First you need to package you c files containing your functions into object files (binaries) by running the following gcc command.

$ gcc -c myfile.c

And the result is an object file called myfile.o you can change the name of the destination file as per the following naming convention like so.

$ gcc -c myfile.c -o util_myfile.o

Once you’ve turned all of your functionalities into .o files you can create your static library using a program called ar for archiver. Note that it is also a convention to prepend your filename with the term lib .

$ ar rc libutil.a util_file.o util_net.o util_math.o

How to use your static library?

The resulting .a file can then be added to your application.

$ gcc main.o -L . -l util -o prog

Note that we need to use the object version of the main application file not an already fully compiled file and linking -l the library called util in the current directory -L . . Also note that we need to strip util from its prefix lib and extension .a .

To speed up the look up process you can index your library by using another utility called ranlib on your newly created library.

Dynamic Libraries

Unlike static libraries dynamic libraries are not package with the application code and are requested at run time. Therefore they can be shared between different applications.

How to create a dynamic library?

The first step is very similar to a static library but with a key difference. Same as for a static library you need to package your functionality as object files but you give them the -fpic flag to give them a relative address in memory.

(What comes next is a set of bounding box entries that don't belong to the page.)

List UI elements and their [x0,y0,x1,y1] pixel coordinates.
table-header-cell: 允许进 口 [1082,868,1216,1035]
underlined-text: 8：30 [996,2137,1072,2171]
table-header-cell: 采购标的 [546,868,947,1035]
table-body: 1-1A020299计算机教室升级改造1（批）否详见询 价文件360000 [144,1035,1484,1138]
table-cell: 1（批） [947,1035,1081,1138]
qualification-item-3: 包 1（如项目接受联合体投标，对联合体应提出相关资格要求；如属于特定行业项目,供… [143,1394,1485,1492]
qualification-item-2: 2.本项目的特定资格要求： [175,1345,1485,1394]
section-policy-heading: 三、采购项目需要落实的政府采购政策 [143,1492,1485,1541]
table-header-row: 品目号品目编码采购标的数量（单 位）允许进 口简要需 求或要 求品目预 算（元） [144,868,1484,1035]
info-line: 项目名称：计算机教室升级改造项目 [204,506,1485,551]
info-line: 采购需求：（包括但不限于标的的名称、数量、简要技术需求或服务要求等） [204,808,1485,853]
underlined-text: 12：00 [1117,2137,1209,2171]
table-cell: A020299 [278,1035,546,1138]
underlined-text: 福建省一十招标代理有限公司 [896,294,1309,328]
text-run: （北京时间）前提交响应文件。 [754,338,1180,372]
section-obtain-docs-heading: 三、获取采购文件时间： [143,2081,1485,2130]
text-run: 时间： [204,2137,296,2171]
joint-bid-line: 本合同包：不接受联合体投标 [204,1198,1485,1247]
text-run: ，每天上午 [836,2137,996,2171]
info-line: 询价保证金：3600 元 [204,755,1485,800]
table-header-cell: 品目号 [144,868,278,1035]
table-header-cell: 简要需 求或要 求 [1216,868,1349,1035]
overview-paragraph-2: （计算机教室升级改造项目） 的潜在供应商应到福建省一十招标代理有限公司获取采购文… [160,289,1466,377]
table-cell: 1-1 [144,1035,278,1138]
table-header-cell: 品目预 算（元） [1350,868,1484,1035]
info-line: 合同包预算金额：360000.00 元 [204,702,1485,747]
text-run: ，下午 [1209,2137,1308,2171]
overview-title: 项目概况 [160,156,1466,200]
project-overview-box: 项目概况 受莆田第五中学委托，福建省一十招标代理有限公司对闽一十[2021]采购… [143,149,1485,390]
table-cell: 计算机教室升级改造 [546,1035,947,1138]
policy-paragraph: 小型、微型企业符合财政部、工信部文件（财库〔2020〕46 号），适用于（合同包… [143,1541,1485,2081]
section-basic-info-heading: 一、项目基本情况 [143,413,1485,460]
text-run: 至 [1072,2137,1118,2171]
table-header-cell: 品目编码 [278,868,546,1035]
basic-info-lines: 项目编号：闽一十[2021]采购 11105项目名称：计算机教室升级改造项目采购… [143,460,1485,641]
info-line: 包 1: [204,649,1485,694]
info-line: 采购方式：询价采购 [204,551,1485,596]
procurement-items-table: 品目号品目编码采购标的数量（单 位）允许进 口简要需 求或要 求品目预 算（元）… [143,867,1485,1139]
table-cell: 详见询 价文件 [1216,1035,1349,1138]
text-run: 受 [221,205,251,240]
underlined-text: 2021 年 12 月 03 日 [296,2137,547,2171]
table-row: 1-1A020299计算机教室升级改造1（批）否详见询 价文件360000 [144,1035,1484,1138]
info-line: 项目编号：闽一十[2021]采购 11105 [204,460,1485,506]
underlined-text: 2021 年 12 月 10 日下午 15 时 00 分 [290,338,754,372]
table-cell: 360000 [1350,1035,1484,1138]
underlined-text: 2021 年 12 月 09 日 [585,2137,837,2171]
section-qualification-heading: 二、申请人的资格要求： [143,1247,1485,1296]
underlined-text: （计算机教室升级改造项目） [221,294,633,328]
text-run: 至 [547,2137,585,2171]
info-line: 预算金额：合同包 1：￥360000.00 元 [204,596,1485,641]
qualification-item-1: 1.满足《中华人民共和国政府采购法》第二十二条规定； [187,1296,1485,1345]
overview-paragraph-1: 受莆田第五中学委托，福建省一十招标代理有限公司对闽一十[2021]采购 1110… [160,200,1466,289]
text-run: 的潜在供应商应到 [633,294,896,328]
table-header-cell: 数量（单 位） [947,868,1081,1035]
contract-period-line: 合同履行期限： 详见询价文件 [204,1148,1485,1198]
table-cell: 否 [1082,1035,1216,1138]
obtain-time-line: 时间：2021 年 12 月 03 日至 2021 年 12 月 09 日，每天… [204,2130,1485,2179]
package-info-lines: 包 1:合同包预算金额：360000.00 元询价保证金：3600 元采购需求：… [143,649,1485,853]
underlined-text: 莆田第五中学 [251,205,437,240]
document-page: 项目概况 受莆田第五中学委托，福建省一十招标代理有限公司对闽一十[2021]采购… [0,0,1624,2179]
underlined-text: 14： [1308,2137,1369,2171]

This is needed because the library will be used by more then one file as it is shared.

$ gcc -fpic -c util_myfile.c

Also note that a shared library is not an archive. Because it is shared it has a different format and can be create with gcc directly using the -shared flag.

gcc -shared libutil.so util_myfile.o util_myotherfile.o

Since the shared library is not an archive it doesn’t have a .a extension but a .so one.

How to use your dynamic library?

The next step is the same as for the static library

gcc main.o -L. -lutil -o prog

but you’ve linked a different type of library which as we’ve mentioned before won’t get added to the code at compilation time. Therefore you need to specify the path to the library in order for it to be used by different applications.

$ LD_LIBRARY_PATH=/full/path/to/library/directory
$ export LD_LIBRARY_PATH

Summary of static vs dynamic libraries which should you use?

Well it all depends on the use case. Static and Dynamic have their pros and cons.

Static

pros:

• Executables can load faster, because symbol resolution already took place at compile time.
• No dependencies, all the code needed is packed with the application.

cons:

• Executables can get really big therefore slow.
• Executables cannot be updated without relinking.

Dynamic

pros:

• If an .so is already loaded, the executable may load faster, because it is a smaller file.
• The code in the library only need to be loaded once (interesting when shared across lots of executables)
• Executables can be updated without relinking.

cons:

• All library must be loaded even if a small part of it is required
• Executables can be broken if the library is being updated.